Deixo ainda a recomendação de que, ao contrapor duas formas de expressão da juventude das periferias, sejam adotados critérios idênticos: se os rappers são analisados pelas letras, analisemos os punks também por elas. Garanto que o rap só sai engrandecido com a comparação. Só não julguemos toda uma coletividade pelo comportamento de um pequeno grupo num comício de mais de 10 anos antes. Se tem uma coisa que todo movimento tem em comum é a presença de gente idiota.

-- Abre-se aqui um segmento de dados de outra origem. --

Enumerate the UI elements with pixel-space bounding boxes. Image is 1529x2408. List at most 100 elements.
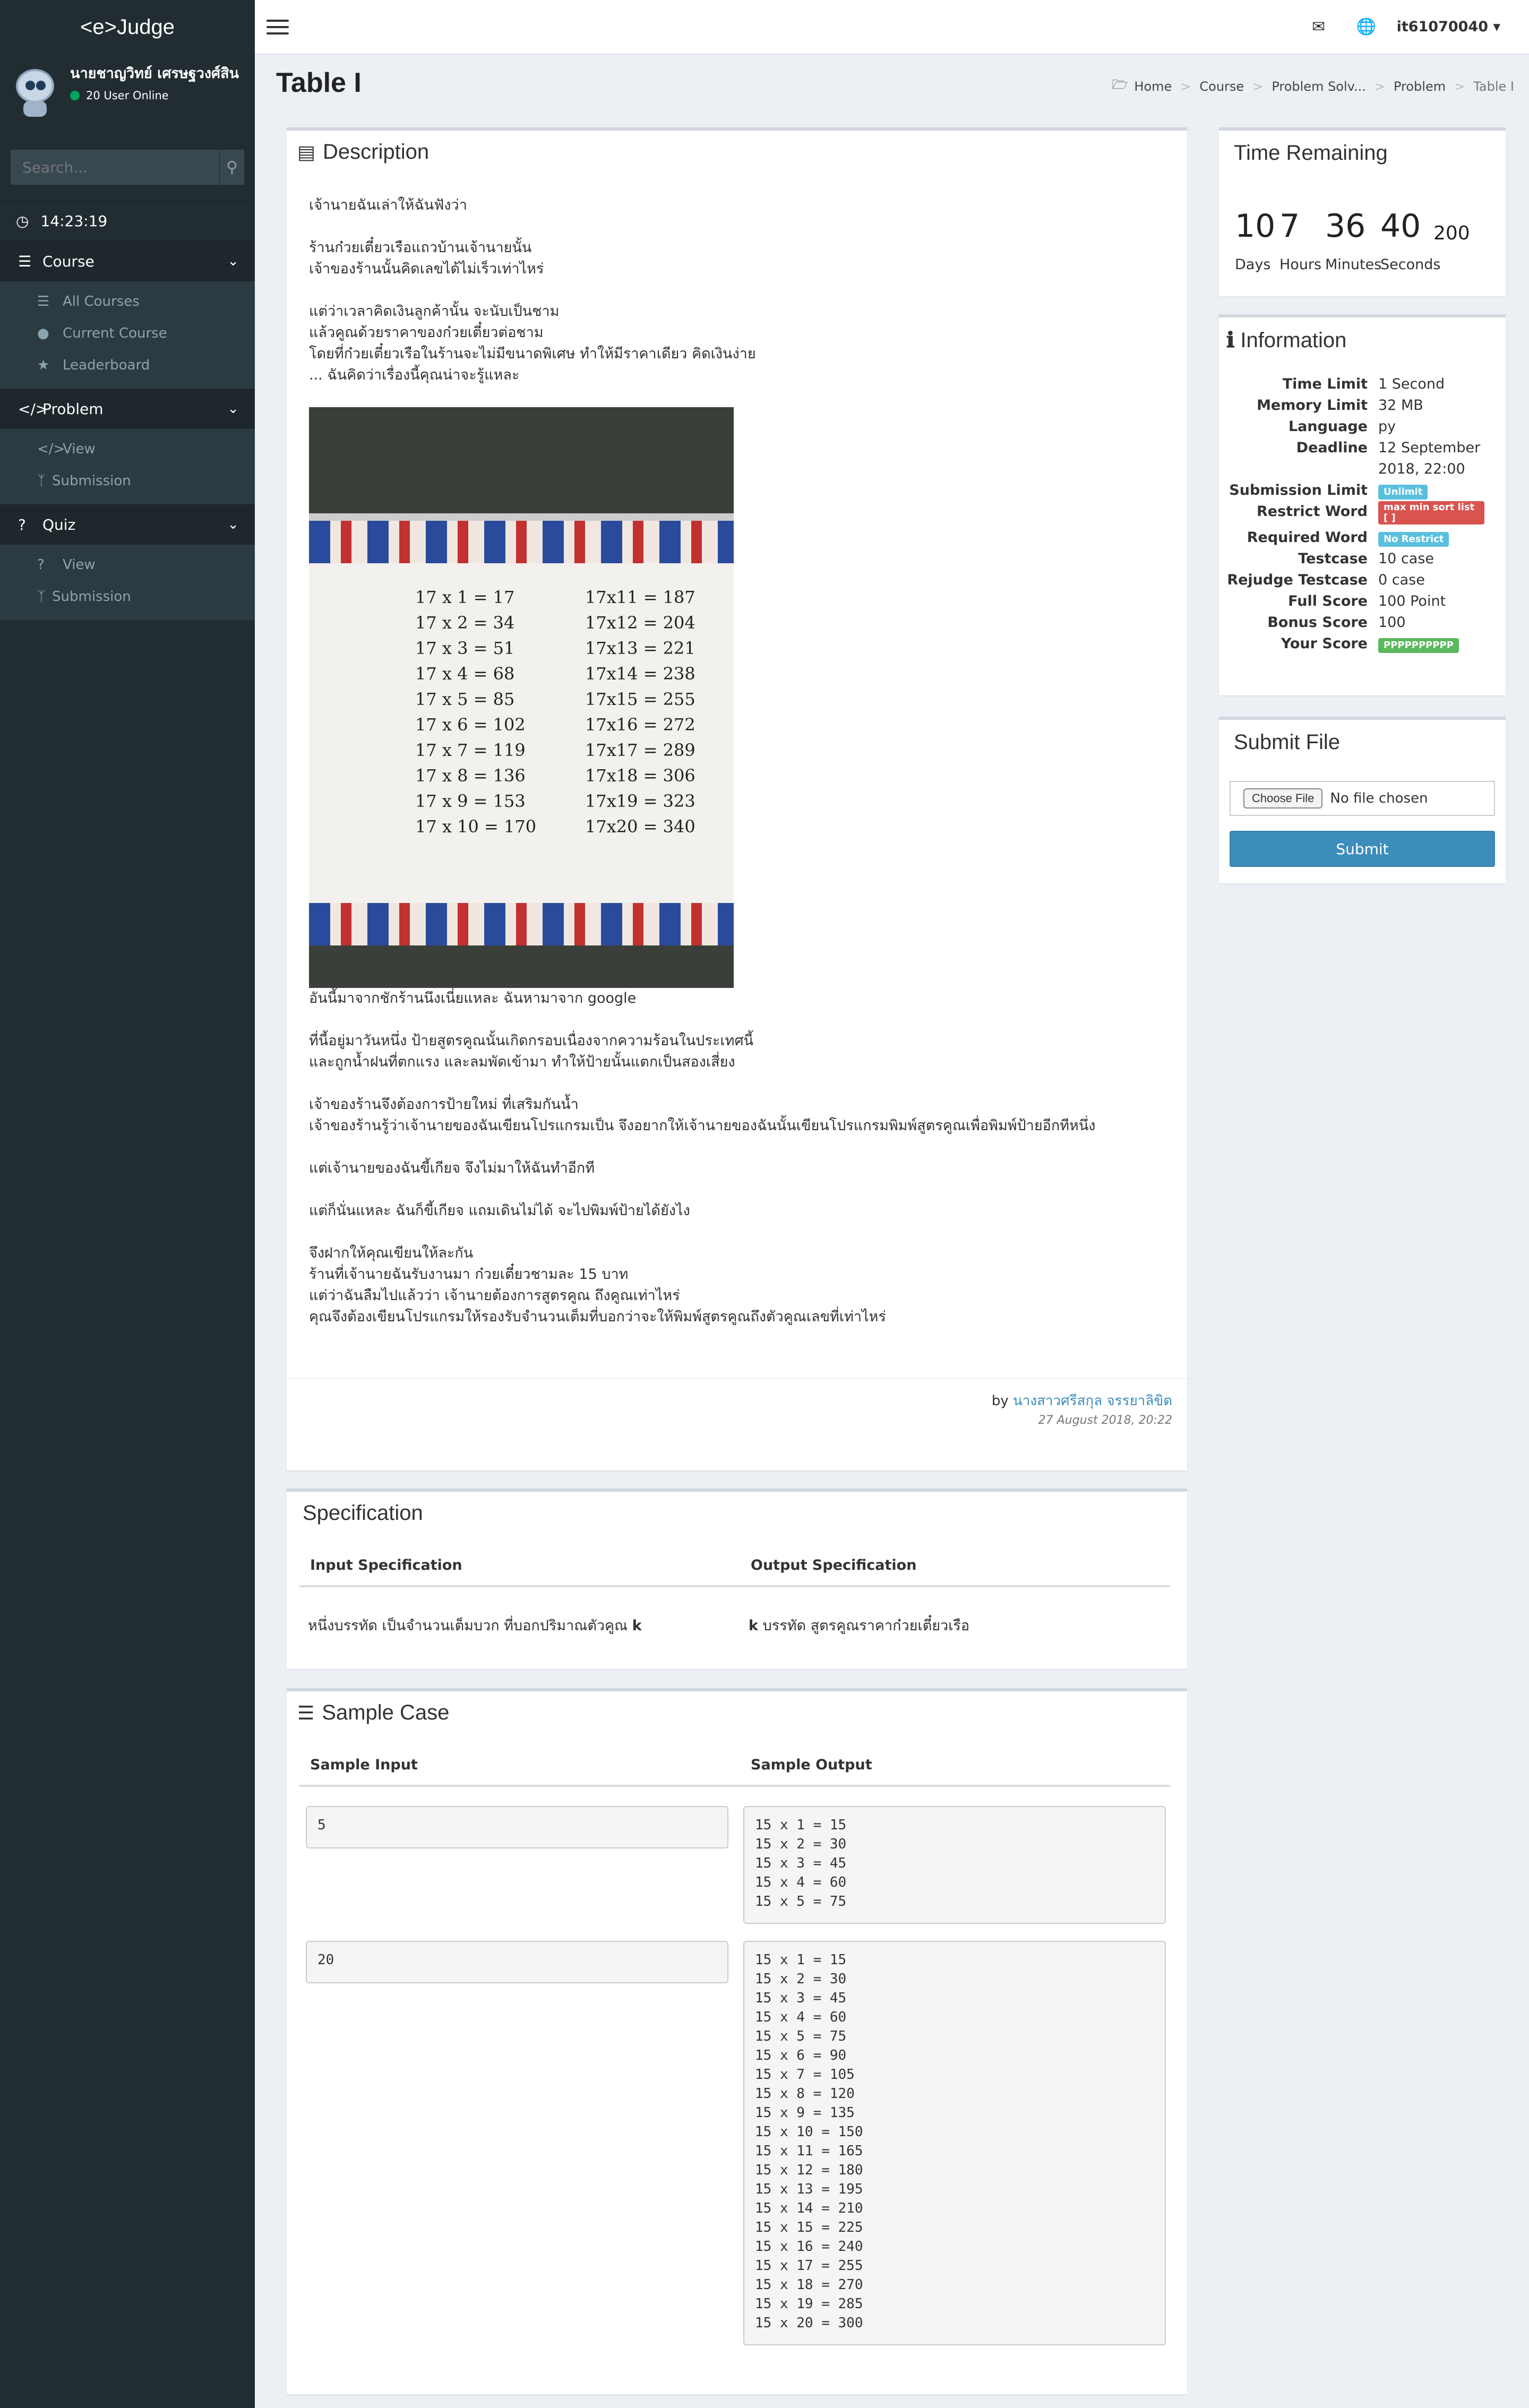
- menu-quiz[interactable]: ? Quiz ⌄: [0, 504, 255, 545]
- input-spec-text: หนึ่งบรรทัด เป็นจำนวนเต็มบวก ที่บอกปริมา…: [308, 1618, 628, 1634]
- info-value: 12 September 2018, 22:00: [1378, 440, 1481, 477]
- main-content: Table I 🗁 Home > Course > Problem Solv... >…: [255, 54, 1529, 2408]
- breadcrumb-home[interactable]: Home: [1134, 79, 1172, 94]
- sample-case-box: ☰ Sample Case Sample Input Sample Output…: [287, 1688, 1187, 2394]
- breadcrumb-course[interactable]: Course: [1199, 79, 1244, 94]
- envelope-icon[interactable]: ✉: [1295, 18, 1343, 36]
- sample-case-2: 20 15 x 1 = 15 15 x 2 = 30 15 x 3 = 45 1…: [306, 1941, 1166, 2345]
- search-button[interactable]: ⚲: [219, 150, 244, 185]
- countdown-days-value: 10: [1235, 208, 1276, 245]
- clock-time: 14:23:19: [40, 212, 108, 230]
- countdown-seconds: 40 Seconds: [1380, 208, 1440, 273]
- banner-row: 17 x 4 = 68: [415, 664, 515, 684]
- sample-input-1[interactable]: 5: [306, 1806, 728, 1848]
- file-input[interactable]: Choose File No file chosen: [1230, 781, 1495, 816]
- paragraph: เจ้านายฉันเล่าให้ฉันฟังว่า: [309, 197, 467, 213]
- avatar: [15, 66, 54, 117]
- banner-row: 17 x 5 = 85: [415, 689, 515, 709]
- top-navbar: ✉ 🌐 it61070040 ▾: [255, 0, 1529, 54]
- menu-course[interactable]: ☰ Course ⌄: [0, 241, 255, 281]
- search-input[interactable]: [11, 150, 219, 185]
- user-menu[interactable]: it61070040 ▾: [1397, 19, 1500, 35]
- input-spec-cell: หนึ่งบรรทัด เป็นจำนวนเต็มบวก ที่บอกปริมา…: [299, 1586, 740, 1653]
- info-row: Submission Limit Unlimit: [1219, 480, 1497, 501]
- author-link[interactable]: นางสาวศรีสกุล จรรยาลิขิต: [1013, 1393, 1172, 1409]
- banner-row: 17 x 1 = 17: [415, 587, 515, 607]
- sample-output-2[interactable]: 15 x 1 = 15 15 x 2 = 30 15 x 3 = 45 15 x…: [743, 1941, 1166, 2345]
- author-line: by นางสาวศรีสกุล จรรยาลิขิต: [287, 1390, 1187, 1412]
- sidebar-item-quiz-view[interactable]: ? View: [0, 549, 255, 581]
- description-title: ▤ Description: [287, 131, 1187, 174]
- banner-row: 17 x 9 = 153: [415, 791, 526, 811]
- sidebar-clock: ◷ 14:23:19: [0, 201, 255, 241]
- info-value: max min sort list [ ]: [1378, 501, 1497, 527]
- sidebar-item-current-course[interactable]: ● Current Course: [0, 317, 255, 349]
- online-count: 20 User Online: [86, 89, 169, 102]
- sidebar: <e>Judge นายชาญวิทย์ เศรษฐวงศ์สิน 20 Use…: [0, 0, 255, 2408]
- countdown-ms-value: 200: [1433, 222, 1470, 244]
- description-box: ▤ Description เจ้านายฉันเล่าให้ฉันฟังว่า…: [287, 127, 1187, 1470]
- info-row: Memory Limit 32 MB: [1219, 395, 1497, 416]
- submit-button[interactable]: Submit: [1230, 831, 1495, 867]
- sidebar-toggle-icon[interactable]: [267, 15, 289, 39]
- breadcrumb-problem[interactable]: Problem: [1394, 79, 1446, 94]
- globe-icon[interactable]: 🌐: [1343, 18, 1390, 36]
- sidebar-item-label: Current Course: [63, 325, 167, 341]
- info-row: Your Score PPPPPPPPPP: [1219, 633, 1497, 655]
- submit-file-title: Submit File: [1234, 730, 1341, 754]
- sidebar-item-label: Submission: [52, 473, 131, 489]
- banner-right-column: 17x11 = 187 17x12 = 204 17x13 = 221 17x1…: [585, 584, 695, 839]
- sidebar-item-all-courses[interactable]: ☰ All Courses: [0, 286, 255, 317]
- search-icon: ⚲: [226, 158, 238, 177]
- info-value: Unlimit: [1378, 480, 1497, 501]
- sample-input-2[interactable]: 20: [306, 1941, 728, 1983]
- breadcrumb: 🗁 Home > Course > Problem Solv... > Problem…: [1112, 75, 1514, 97]
- navbar-right: ✉ 🌐 it61070040 ▾: [1295, 18, 1500, 36]
- sample-output-1[interactable]: 15 x 1 = 15 15 x 2 = 30 15 x 3 = 45 15 x…: [743, 1806, 1166, 1924]
- sidebar-item-label: View: [63, 557, 96, 573]
- breadcrumb-problem-solving[interactable]: Problem Solv...: [1272, 79, 1366, 94]
- info-key: Submission Limit: [1229, 482, 1368, 498]
- status-badge: No Restrict: [1378, 532, 1449, 547]
- info-row: Language py: [1219, 416, 1497, 437]
- information-title: ℹ Information: [1219, 317, 1506, 363]
- banner-row: 17x11 = 187: [585, 587, 695, 607]
- banner-row: 17 x 2 = 34: [415, 613, 515, 633]
- menu-problem-label: Problem: [42, 400, 104, 418]
- chevron-down-icon: ⌄: [227, 517, 239, 532]
- information-list: Time Limit 1 Second Memory Limit 32 MB Lan…: [1219, 363, 1506, 655]
- caret-down-icon: ▾: [1493, 19, 1500, 35]
- sidebar-item-problem-view[interactable]: </> View: [0, 433, 255, 465]
- sidebar-item-quiz-submission[interactable]: ᛉ Submission: [0, 581, 255, 613]
- specification-title-text: Specification: [303, 1501, 423, 1525]
- banner-row: 17x14 = 238: [585, 664, 695, 684]
- banner-row: 17x13 = 221: [585, 638, 695, 658]
- menu-quiz-label: Quiz: [42, 515, 76, 534]
- image-caption: อันนี้มาจากชักร้านนึงเนี่ยแหละ ฉันหามาจา…: [309, 990, 637, 1007]
- info-key: Full Score: [1288, 593, 1368, 609]
- output-spec-header: Output Specification: [740, 1545, 1170, 1587]
- menu-problem[interactable]: </> Problem ⌄: [0, 389, 255, 429]
- status-badge: Unlimit: [1378, 485, 1428, 500]
- output-spec-var: k: [749, 1618, 758, 1634]
- info-value: 1 Second: [1378, 376, 1445, 392]
- choose-file-button[interactable]: Choose File: [1243, 788, 1323, 809]
- user-panel: นายชาญวิทย์ เศรษฐวงศ์สิน 20 User Online: [0, 54, 255, 134]
- info-row: Rejudge Testcase 0 case: [1219, 570, 1497, 591]
- user-name: นายชาญวิทย์ เศรษฐวงศ์สิน: [70, 65, 239, 82]
- folder-icon: 🗁: [1112, 77, 1128, 92]
- banner-row: 17 x 6 = 102: [415, 715, 526, 735]
- info-row: Restrict Word max min sort list [ ]: [1219, 501, 1497, 527]
- sample-case-title-text: Sample Case: [322, 1701, 450, 1724]
- info-row: Time Limit 1 Second: [1219, 374, 1497, 395]
- sidebar-item-problem-submission[interactable]: ᛉ Submission: [0, 465, 255, 497]
- info-key: Required Word: [1247, 529, 1368, 546]
- info-row: Testcase 10 case: [1219, 548, 1497, 570]
- countdown-hours-label: Hours: [1279, 256, 1322, 273]
- info-key: Restrict Word: [1257, 503, 1368, 520]
- info-row: Full Score 100 Point: [1219, 591, 1497, 612]
- sidebar-item-leaderboard[interactable]: ★ Leaderboard: [0, 349, 255, 381]
- status-badge: max min sort list [ ]: [1378, 501, 1484, 524]
- info-value: 100: [1378, 614, 1406, 631]
- app-logo[interactable]: <e>Judge: [0, 0, 255, 54]
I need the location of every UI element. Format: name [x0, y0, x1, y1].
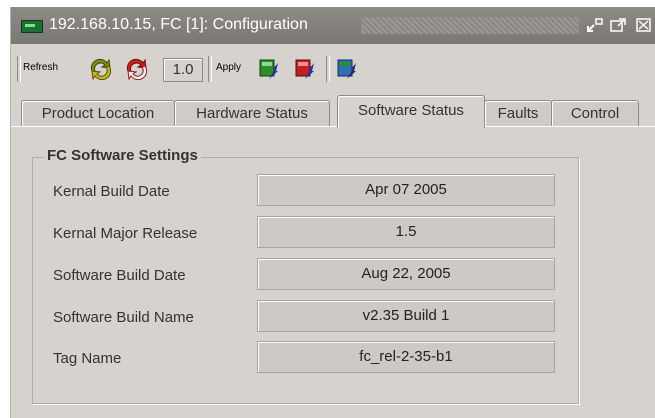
tag-name-field: fc_rel-2-35-b1	[257, 341, 555, 373]
close-icon[interactable]	[635, 17, 653, 33]
zoom-level-field[interactable]: 1.0	[163, 58, 203, 82]
tab-faults[interactable]: Faults	[484, 100, 552, 126]
toolbar-separator	[17, 56, 21, 82]
restore-icon[interactable]	[586, 17, 604, 33]
title-bar[interactable]: 192.168.10.15, FC [1]: Configuration	[11, 7, 655, 44]
kernal-build-date-label: Kernal Build Date	[53, 183, 170, 200]
toolbar: Refresh 1.0 Apply	[11, 44, 655, 94]
software-build-date-label: Software Build Date	[53, 267, 186, 284]
settings-group-title: FC Software Settings	[44, 147, 201, 164]
software-build-date-field: Aug 22, 2005	[257, 258, 555, 290]
tag-name-label: Tag Name	[53, 350, 122, 367]
tab-control[interactable]: Control	[551, 100, 639, 126]
refresh-red-icon[interactable]	[125, 57, 149, 81]
tab-hardware-status[interactable]: Hardware Status	[174, 100, 330, 126]
apply-red-icon[interactable]	[293, 57, 317, 81]
window-title: 192.168.10.15, FC [1]: Configuration	[49, 16, 308, 33]
apply-green-icon[interactable]	[257, 57, 281, 81]
tab-software-status[interactable]: Software Status	[337, 95, 485, 128]
refresh-green-icon[interactable]	[89, 57, 113, 81]
toolbar-separator	[326, 56, 330, 82]
device-icon	[21, 20, 43, 33]
tab-divider	[11, 126, 655, 127]
maximize-icon[interactable]	[609, 17, 627, 33]
apply-button[interactable]: Apply	[216, 62, 241, 73]
tab-strip: Product Location Hardware Status Softwar…	[11, 95, 655, 128]
apply-blue-icon[interactable]	[335, 57, 359, 81]
software-build-name-label: Software Build Name	[53, 309, 194, 326]
kernal-major-release-field: 1.5	[257, 216, 555, 248]
refresh-button[interactable]: Refresh	[23, 62, 58, 73]
kernal-build-date-field: Apr 07 2005	[257, 174, 555, 206]
software-build-name-field: v2.35 Build 1	[257, 300, 555, 332]
kernal-major-release-label: Kernal Major Release	[53, 225, 198, 242]
title-bar-grip	[361, 17, 579, 34]
configuration-window: 192.168.10.15, FC [1]: Configuration Ref…	[10, 7, 655, 418]
toolbar-separator	[208, 56, 212, 82]
tab-product-location[interactable]: Product Location	[21, 100, 175, 126]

A conclusão aqui é simples e modesta: mesmo sem a mesma força e organização do rap, e mesmo sem a mesma profundidade da crítica dos Racionais o punk não deixava de ser um grito da periferia contra situações semelhantes. Grito que negava intransigentemente e por vezes violentamente a discriminação e a identificação com o opressor.

Um comentário:

  1. história que conheço deste primeiro de maio é outra. Foi quando os whitepowers perseguiram os punks no primeiro de maio e acabaram encarando os operários no primeiro de maio, hegemonicamente nordestinos e tomaram a piaba do século e, desde então, por alguns outros anos, o primeiro de maio dos punks foi junto com o dos operários após quebrarem alguns bancos do entorno. Isso dizia um pessoal que era do movimento no começo dos anos 80. Não sei se é totalmetne factível,mas sei que os punks não iam xingar os operários de nordestinos, sendo, na época, da perifa mesmo e muitos descendentes de nordestinos, assim como vários companheiros do movimento sindical me contaram a história rediviva do tempo em que os whitepowers foram encarar o movimento sindical - e entre eles alguns peões destacados para a segurança, se é que me entende. Acho mais provável que ela, por ser pouco conhecedora do que sejam tanto punks quanto operários na época, tenha considerado tudo a mesma coisa.